The correct options are
A has an initial value a
B reaches a minimum value after time b/c
D has either a maximum or a minimum value $(a-\frac{b^2}{2c})$

Here, the charge flowing in a conductor varies time as $Q=at-\frac{1}{2}b{t}^2+\frac{1}{6}c{t}^3$.

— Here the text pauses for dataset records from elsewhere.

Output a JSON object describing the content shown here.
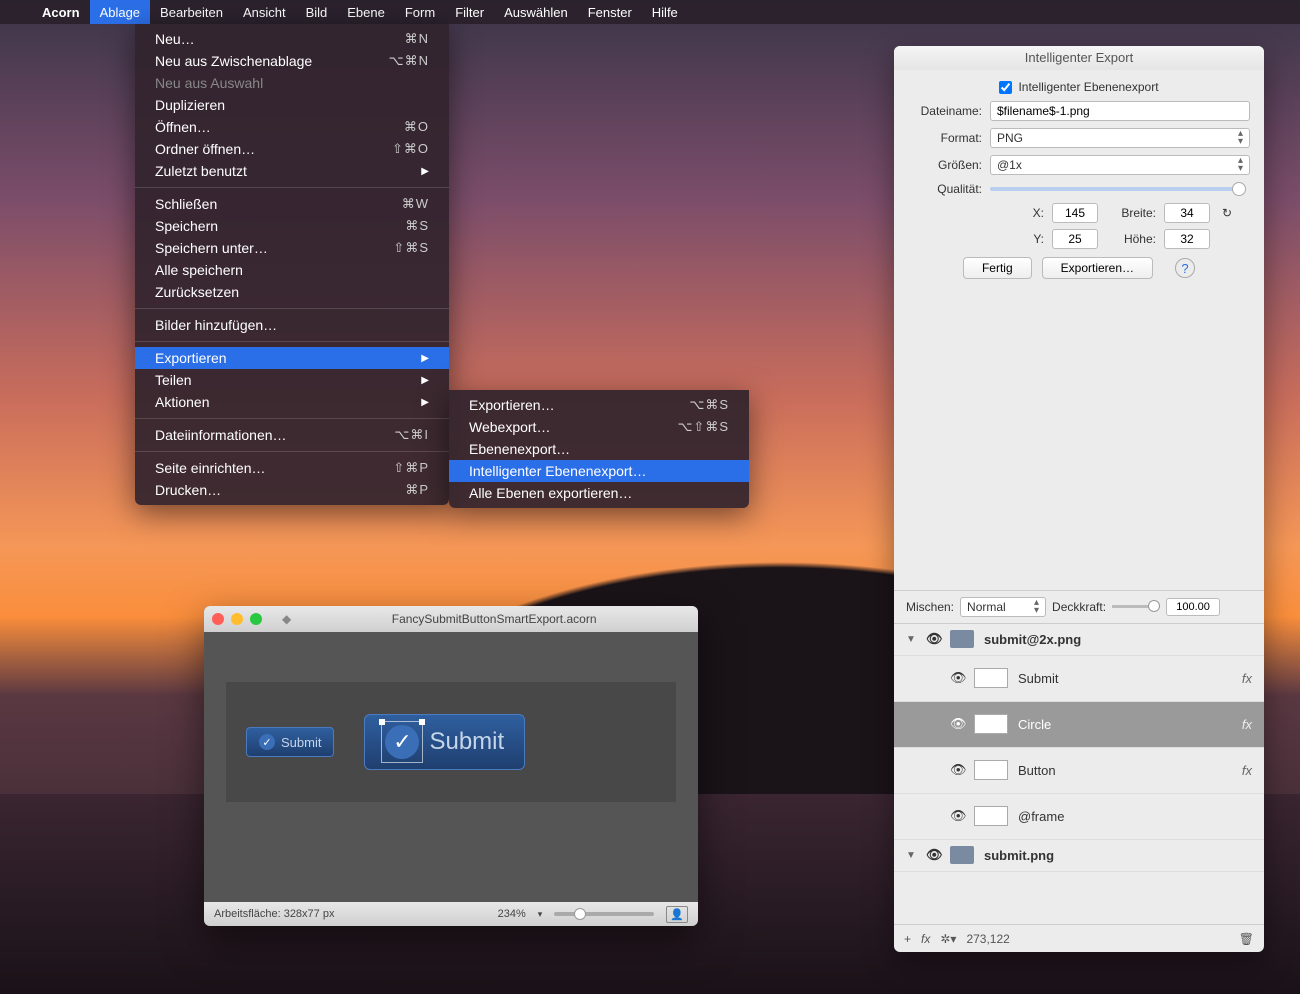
{
  "menubar": {
    "app": "Acorn",
    "items": [
      "Ablage",
      "Bearbeiten",
      "Ansicht",
      "Bild",
      "Ebene",
      "Form",
      "Filter",
      "Auswählen",
      "Fenster",
      "Hilfe"
    ],
    "active": "Ablage"
  },
  "file_menu": {
    "groups": [
      [
        {
          "label": "Neu…",
          "shortcut": "⌘N"
        },
        {
          "label": "Neu aus Zwischenablage",
          "shortcut": "⌥⌘N"
        },
        {
          "label": "Neu aus Auswahl",
          "shortcut": "",
          "disabled": true
        },
        {
          "label": "Duplizieren",
          "shortcut": ""
        },
        {
          "label": "Öffnen…",
          "shortcut": "⌘O"
        },
        {
          "label": "Ordner öffnen…",
          "shortcut": "⇧⌘O"
        },
        {
          "label": "Zuletzt benutzt",
          "shortcut": "▶",
          "submenu": true
        }
      ],
      [
        {
          "label": "Schließen",
          "shortcut": "⌘W"
        },
        {
          "label": "Speichern",
          "shortcut": "⌘S"
        },
        {
          "label": "Speichern unter…",
          "shortcut": "⇧⌘S"
        },
        {
          "label": "Alle speichern",
          "shortcut": ""
        },
        {
          "label": "Zurücksetzen",
          "shortcut": ""
        }
      ],
      [
        {
          "label": "Bilder hinzufügen…",
          "shortcut": ""
        }
      ],
      [
        {
          "label": "Exportieren",
          "shortcut": "▶",
          "submenu": true,
          "selected": true
        },
        {
          "label": "Teilen",
          "shortcut": "▶",
          "submenu": true
        },
        {
          "label": "Aktionen",
          "shortcut": "▶",
          "submenu": true
        }
      ],
      [
        {
          "label": "Dateiinformationen…",
          "shortcut": "⌥⌘I"
        }
      ],
      [
        {
          "label": "Seite einrichten…",
          "shortcut": "⇧⌘P"
        },
        {
          "label": "Drucken…",
          "shortcut": "⌘P"
        }
      ]
    ]
  },
  "export_submenu": [
    {
      "label": "Exportieren…",
      "shortcut": "⌥⌘S"
    },
    {
      "label": "Webexport…",
      "shortcut": "⌥⇧⌘S"
    },
    {
      "label": "Ebenenexport…",
      "shortcut": ""
    },
    {
      "label": "Intelligenter Ebenenexport…",
      "shortcut": "",
      "selected": true
    },
    {
      "label": "Alle Ebenen exportieren…",
      "shortcut": ""
    }
  ],
  "doc": {
    "title": "FancySubmitButtonSmartExport.acorn",
    "btn_small": "Submit",
    "btn_large": "Submit",
    "status_artboard": "Arbeitsfläche: 328x77 px",
    "status_zoom": "234%"
  },
  "panel": {
    "title": "Intelligenter Export",
    "check_label": "Intelligenter Ebenenexport",
    "filename_label": "Dateiname:",
    "filename_value": "$filename$-1.png",
    "format_label": "Format:",
    "format_value": "PNG",
    "sizes_label": "Größen:",
    "sizes_value": "@1x",
    "quality_label": "Qualität:",
    "x_label": "X:",
    "x_value": "145",
    "y_label": "Y:",
    "y_value": "25",
    "width_label": "Breite:",
    "width_value": "34",
    "height_label": "Höhe:",
    "height_value": "32",
    "done_btn": "Fertig",
    "export_btn": "Exportieren…",
    "mix_label": "Mischen:",
    "mix_value": "Normal",
    "opacity_label": "Deckkraft:",
    "opacity_value": "100.00",
    "layers": [
      {
        "type": "group",
        "name": "submit@2x.png"
      },
      {
        "type": "layer",
        "name": "Submit",
        "fx": true
      },
      {
        "type": "layer",
        "name": "Circle",
        "fx": true,
        "selected": true
      },
      {
        "type": "layer",
        "name": "Button",
        "fx": true
      },
      {
        "type": "layer",
        "name": "@frame"
      },
      {
        "type": "group",
        "name": "submit.png"
      }
    ],
    "coords": "273,122"
  }
}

Now, by definition current is rate of flow of charge, hence
$I=\frac{dQ}{dt}$
$I=\frac{d}{dt}(at-\frac{1}{2}b{t}^2+\frac{1}{6}c{t}^3)$
$I=a-bt+\frac{1}{2}c{t}^2$...................................................(1)
For t = 0,
$I=a-b\left(0\right)+\frac{1}{2}c(0{)}^2=a$
$\Rightarrow$ The initial value of I is 'a'.
Now, from(1) we can write
$\frac{dI}{dt}=\frac{d}{dt}(a-bt+\frac{1}{2}c{t}^2)$
$\frac{dI}{dt}=0-b+ct=b+ct$
Since, current is varying with time, it will have a minimum value when $\frac{dI}{dt}=0$, i.e. $I$ becomes constant
$0=b+ct$
$t=\frac{b}{c}$
Using this value in equation (1) we get
$I=a-b\left(\frac{b}{c}\right)+\frac{1}{2}c(\frac{b}{c}{)}^2$
$I=a-\frac{b^2}{c}+\frac{1}{2}\frac{b^2}{c}$
$I=a-\frac{b^2}{c}$
Hence, for $t=\frac{b}{c}$ current is minimum than for $t=0$.
$\Rightarrow$ Current will have a minimum value for $t=\frac{b}{c}$.